Ayant découvert la saga tardivement, je n'ai pas lu l'intégralité des romans mettant en scène Harry Hole, le héros imaginé par Jo Nesbo. J'en ai lu précisément la moitié (6 sur 12), pas forcément dans l'ordre chronologique, et plutôt parmi les plus anciens.
La lecture de "La soif", onzième volet des aventures du flic norvégien, constituait donc un flash forward de plusieurs années. J'ai eu la surprise de retrouver un Harry Hole apaisé et même heureux, vivant désormais en ménage avec Rakel et enseignant à l'école de police, loin des enquêtes de terrain.
Mais vous vous en doutez, le bon Harry ne va tarder à replonger dans le grand bain des meurtres sordides et des tourments intérieurs, à la poursuite d'un "vampiriste" s'abreuvant du sang de ses victimes.
Jo Nesbo se montre toujours très doué pour bâtir une intrigue complexe et manipulatrice, riche en rebondissements et peuplée de personnages louches et intrigants.
Mais j'ai trouvé que la subtilité et l'originalité des débuts s'étaient un peu perdues en chemin, à force de multiplier les bouquins.

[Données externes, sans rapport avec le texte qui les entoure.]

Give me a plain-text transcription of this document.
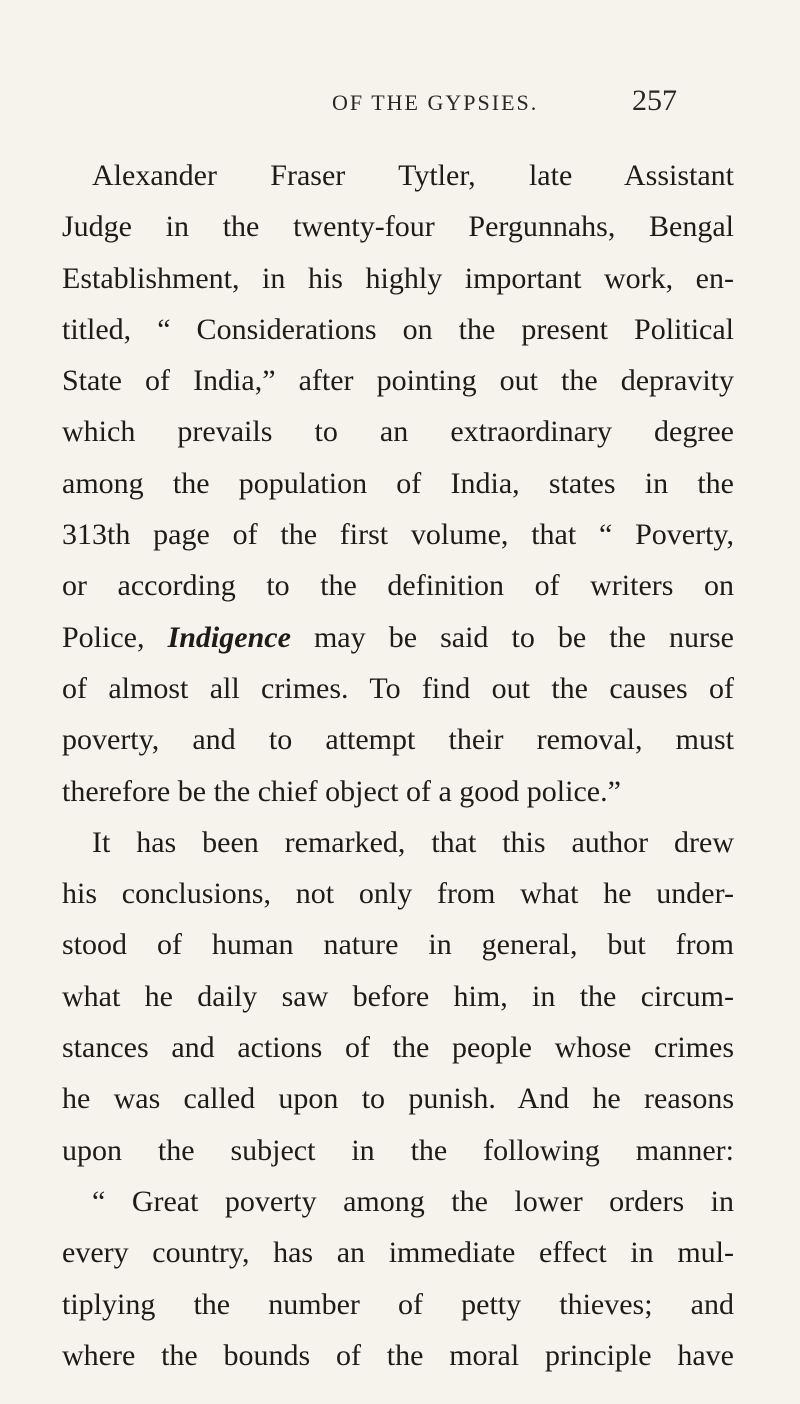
OF THE GYPSIES.	257
Alexander Fraser Tytler, late Assistant
Judge in the twenty-four Pergunnahs, Bengal
Establishment, in his highly important work, en-
titled, “ Considerations on the present Political
State of India,” after pointing out the depravity
which prevails to an extraordinary degree
among the population of India, states in the
313th page of the first volume, that “ Poverty,
or according to the definition of writers on
Police, Indigence may be said to be the nurse
of almost all crimes. To find out the causes of
poverty, and to attempt their removal, must
therefore be the chief object of a good police.”
It has been remarked, that this author drew
his conclusions, not only from what he under-
stood of human nature in general, but from
what he daily saw before him, in the circum-
stances and actions of the people whose crimes
he was called upon to punish. And he reasons
upon the subject in the following manner:
“ Great poverty among the lower orders in
every country, has an immediate effect in mul-
tiplying the number of petty thieves; and
where the bounds of the moral principle have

"La soif" comporte en effet de nombreux clichés (à l'image de l'éternel serial killer ultraviolent, qui a évidemment un compte personnel à régler avec le héros), et quelques facilités narratives auxquelles l'auteur ne nous avait pas habitué.
De même, la crédibilité psychologique - qui a souvent fait la force des polars de Nesbo - n'est plus forcément au rendez-vous : la résolution finale de "La soif" laisse apparaître à cet égard certaines incohérences, et un déficit global de vraisemblance.

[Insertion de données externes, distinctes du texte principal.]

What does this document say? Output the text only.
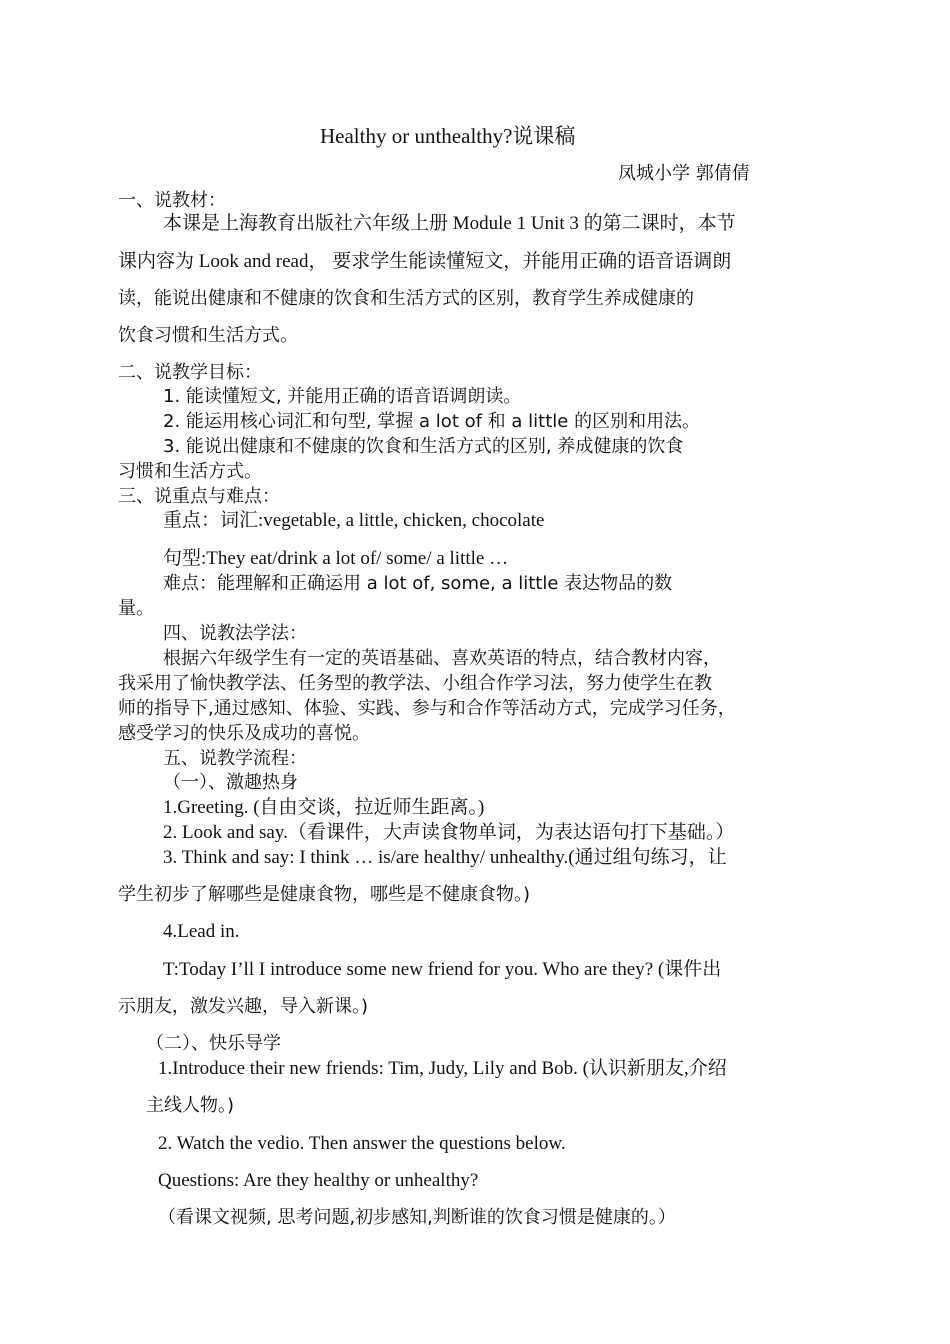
Healthy or unthealthy?说课稿
凤城小学 郭倩倩
一、说教材：
本课是上海教育出版社六年级上册 Module 1 Unit 3 的第二课时，本节
课内容为 Look and read， 要求学生能读懂短文，并能用正确的语音语调朗
读，能说出健康和不健康的饮食和生活方式的区别，教育学生养成健康的
饮食习惯和生活方式。
二、说教学目标：
1. 能读懂短文, 并能用正确的语音语调朗读。
2. 能运用核心词汇和句型, 掌握 a lot of 和 a little 的区别和用法。
3. 能说出健康和不健康的饮食和生活方式的区别, 养成健康的饮食
习惯和生活方式。
三、说重点与难点：
重点：词汇:vegetable, a little, chicken, chocolate
句型:They eat/drink a lot of/ some/ a little …
难点：能理解和正确运用 a lot of, some, a little 表达物品的数
量。
四、说教法学法：
根据六年级学生有一定的英语基础、喜欢英语的特点，结合教材内容，
我采用了愉快教学法、任务型的教学法、小组合作学习法，努力使学生在教
师的指导下,通过感知、体验、实践、参与和合作等活动方式，完成学习任务，
感受学习的快乐及成功的喜悦。
五、说教学流程：
（一）、激趣热身
1.Greeting. (自由交谈，拉近师生距离。)
2. Look and say.（看课件，大声读食物单词，为表达语句打下基础。）
3. Think and say: I think … is/are healthy/ unhealthy.(通过组句练习，让
学生初步了解哪些是健康食物，哪些是不健康食物。)
4.Lead in.
T:Today I’ll I introduce some new friend for you. Who are they? (课件出
示朋友，激发兴趣，导入新课。)
（二）、快乐导学
1.Introduce their new friends: Tim, Judy, Lily and Bob. (认识新朋友,介绍
主线人物。)
2. Watch the vedio. Then answer the questions below.
Questions: Are they healthy or unhealthy?
（看课文视频, 思考问题,初步感知,判断谁的饮食习惯是健康的。）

Certes, il s'agit d'une fiction et d'un divertissement, et il serait absurde d'attendre une rigoureuse authenticité des situations et des comportements.

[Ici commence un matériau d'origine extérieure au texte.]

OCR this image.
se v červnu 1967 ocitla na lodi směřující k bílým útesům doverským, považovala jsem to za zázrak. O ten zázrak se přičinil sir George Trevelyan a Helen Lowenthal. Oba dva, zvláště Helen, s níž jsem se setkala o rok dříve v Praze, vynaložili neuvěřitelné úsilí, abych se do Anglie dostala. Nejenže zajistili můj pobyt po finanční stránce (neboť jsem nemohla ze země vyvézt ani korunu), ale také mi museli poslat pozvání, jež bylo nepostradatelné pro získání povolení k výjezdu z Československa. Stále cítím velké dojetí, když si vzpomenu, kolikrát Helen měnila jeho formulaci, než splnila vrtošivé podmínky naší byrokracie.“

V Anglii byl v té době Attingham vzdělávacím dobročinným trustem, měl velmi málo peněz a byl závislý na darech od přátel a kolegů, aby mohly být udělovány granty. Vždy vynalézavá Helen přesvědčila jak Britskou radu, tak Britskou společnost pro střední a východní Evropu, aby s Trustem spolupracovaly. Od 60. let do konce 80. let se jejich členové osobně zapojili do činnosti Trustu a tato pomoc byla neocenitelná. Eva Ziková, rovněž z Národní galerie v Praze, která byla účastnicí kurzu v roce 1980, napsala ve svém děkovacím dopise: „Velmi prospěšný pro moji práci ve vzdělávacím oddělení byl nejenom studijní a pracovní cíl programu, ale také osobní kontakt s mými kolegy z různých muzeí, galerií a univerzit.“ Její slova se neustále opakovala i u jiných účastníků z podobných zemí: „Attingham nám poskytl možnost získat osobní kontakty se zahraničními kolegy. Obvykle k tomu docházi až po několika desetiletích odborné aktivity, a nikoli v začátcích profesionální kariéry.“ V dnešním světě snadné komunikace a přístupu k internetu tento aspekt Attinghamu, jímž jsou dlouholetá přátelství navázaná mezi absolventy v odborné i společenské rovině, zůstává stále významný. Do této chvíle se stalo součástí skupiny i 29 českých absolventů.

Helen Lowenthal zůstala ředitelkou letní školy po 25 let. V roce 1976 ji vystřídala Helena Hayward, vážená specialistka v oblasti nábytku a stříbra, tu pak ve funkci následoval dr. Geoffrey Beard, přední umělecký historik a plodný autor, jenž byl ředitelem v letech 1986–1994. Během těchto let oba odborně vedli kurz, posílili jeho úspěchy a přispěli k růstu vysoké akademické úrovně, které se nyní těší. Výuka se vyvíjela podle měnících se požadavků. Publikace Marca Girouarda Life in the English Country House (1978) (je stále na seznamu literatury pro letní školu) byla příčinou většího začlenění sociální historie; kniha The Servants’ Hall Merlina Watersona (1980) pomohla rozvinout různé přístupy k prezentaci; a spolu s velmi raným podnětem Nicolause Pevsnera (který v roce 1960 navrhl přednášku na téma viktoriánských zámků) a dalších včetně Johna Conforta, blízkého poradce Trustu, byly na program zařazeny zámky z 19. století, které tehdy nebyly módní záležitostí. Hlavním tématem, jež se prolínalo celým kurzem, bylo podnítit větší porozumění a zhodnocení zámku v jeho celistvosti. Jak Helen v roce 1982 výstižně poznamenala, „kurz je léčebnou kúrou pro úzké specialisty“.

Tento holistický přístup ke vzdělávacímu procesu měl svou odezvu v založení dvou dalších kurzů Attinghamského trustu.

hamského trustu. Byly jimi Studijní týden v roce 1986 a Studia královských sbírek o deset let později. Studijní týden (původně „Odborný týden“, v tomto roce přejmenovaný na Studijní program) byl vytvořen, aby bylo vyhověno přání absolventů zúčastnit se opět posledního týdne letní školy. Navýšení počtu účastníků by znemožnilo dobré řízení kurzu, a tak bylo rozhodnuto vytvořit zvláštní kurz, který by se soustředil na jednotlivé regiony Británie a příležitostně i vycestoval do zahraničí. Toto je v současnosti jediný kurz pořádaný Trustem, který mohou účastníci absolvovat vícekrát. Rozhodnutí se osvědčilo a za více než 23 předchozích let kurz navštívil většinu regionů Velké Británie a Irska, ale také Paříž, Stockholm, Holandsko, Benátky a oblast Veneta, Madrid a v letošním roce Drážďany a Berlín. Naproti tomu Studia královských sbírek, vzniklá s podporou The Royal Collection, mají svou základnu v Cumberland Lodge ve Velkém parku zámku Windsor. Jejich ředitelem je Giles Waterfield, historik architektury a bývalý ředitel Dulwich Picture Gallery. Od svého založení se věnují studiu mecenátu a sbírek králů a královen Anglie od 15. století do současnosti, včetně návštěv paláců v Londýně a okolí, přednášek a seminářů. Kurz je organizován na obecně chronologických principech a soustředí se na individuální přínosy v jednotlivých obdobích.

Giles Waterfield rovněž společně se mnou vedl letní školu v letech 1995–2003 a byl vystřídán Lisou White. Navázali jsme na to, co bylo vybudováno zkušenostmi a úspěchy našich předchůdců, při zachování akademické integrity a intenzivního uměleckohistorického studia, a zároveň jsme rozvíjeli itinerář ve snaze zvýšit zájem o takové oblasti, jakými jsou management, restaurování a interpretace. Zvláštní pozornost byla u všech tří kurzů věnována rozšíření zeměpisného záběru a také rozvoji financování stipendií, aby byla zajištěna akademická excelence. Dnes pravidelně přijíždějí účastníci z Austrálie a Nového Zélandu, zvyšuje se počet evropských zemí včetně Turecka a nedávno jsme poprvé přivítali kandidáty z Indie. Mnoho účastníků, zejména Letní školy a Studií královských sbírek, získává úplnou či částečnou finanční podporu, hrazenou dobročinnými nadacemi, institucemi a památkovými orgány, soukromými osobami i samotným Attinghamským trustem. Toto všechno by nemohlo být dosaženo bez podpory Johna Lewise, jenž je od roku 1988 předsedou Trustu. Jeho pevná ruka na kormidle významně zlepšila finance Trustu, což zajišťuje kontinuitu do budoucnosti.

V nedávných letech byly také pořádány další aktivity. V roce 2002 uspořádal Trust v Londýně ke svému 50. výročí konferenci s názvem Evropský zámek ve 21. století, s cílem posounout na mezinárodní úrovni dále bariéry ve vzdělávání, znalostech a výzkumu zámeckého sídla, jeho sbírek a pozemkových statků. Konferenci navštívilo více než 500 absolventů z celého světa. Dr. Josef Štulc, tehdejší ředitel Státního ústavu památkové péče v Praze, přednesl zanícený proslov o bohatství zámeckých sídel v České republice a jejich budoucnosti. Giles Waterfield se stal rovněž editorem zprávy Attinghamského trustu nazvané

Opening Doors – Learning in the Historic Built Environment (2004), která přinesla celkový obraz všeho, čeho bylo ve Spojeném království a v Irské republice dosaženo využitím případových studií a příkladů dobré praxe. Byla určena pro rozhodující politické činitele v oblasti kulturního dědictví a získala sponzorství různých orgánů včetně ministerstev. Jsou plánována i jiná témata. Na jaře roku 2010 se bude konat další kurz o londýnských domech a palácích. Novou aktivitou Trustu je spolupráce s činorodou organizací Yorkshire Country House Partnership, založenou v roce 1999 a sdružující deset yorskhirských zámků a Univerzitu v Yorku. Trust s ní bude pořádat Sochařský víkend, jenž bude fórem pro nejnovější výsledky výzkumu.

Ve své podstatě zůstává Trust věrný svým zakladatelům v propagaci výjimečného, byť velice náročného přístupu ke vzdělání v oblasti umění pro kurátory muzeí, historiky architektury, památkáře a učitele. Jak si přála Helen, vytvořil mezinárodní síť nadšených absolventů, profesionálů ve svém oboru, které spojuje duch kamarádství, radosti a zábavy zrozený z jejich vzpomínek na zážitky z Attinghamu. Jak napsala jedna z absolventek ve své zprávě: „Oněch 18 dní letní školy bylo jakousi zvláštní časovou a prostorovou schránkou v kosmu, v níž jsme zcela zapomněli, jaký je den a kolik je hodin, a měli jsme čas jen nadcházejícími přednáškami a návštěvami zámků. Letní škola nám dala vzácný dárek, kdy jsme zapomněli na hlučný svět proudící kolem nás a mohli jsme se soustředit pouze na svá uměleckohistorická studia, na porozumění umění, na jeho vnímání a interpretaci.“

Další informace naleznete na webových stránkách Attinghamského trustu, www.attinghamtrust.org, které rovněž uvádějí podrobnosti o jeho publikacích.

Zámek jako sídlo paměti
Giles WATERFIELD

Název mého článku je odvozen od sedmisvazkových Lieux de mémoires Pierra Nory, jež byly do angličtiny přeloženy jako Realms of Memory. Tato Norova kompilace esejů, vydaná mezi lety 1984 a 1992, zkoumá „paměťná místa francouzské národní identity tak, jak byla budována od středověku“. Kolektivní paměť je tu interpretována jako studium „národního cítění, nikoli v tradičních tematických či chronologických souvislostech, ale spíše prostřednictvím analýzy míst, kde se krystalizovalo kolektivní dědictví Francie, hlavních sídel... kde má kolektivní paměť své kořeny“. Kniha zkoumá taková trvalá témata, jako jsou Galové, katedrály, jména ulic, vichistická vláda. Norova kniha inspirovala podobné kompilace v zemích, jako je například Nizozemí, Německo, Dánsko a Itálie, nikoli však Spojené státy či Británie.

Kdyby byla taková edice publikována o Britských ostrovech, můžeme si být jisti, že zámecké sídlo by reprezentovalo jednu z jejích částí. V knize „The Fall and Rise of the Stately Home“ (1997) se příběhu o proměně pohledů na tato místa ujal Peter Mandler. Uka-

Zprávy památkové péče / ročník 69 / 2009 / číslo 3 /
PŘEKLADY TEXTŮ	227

Et puis Jo Nesbo se révèle toujours très inspiré pour gérer l'évolution et la psychologie de son héros marginal, ce qui fait de la saga l'une des meilleures dans le registre du polar métaphysique : le lecteur partage ainsi les pensées, les espoirs ainsi que les doutes et les démons intérieurs de ce personnage cabossé et rock 'n roll.
De sorte qu'on passe une nouvelle fois un très bon moment en compagnie de l'attachant Harry Hole, ses quelques proches (Rakel, Oleg, Katrine, Oystein...) et ses nombreux ennemis.
Si "La soif" reste un thriller haletant qui se dévore avec plaisir, il ne s'agit clairement pas du meilleur roman de la saga, d'autant que le prolixe Nesbo cède à nouveau à son pêché mignon (plus de 600 pages, lestées de quelques longueurs).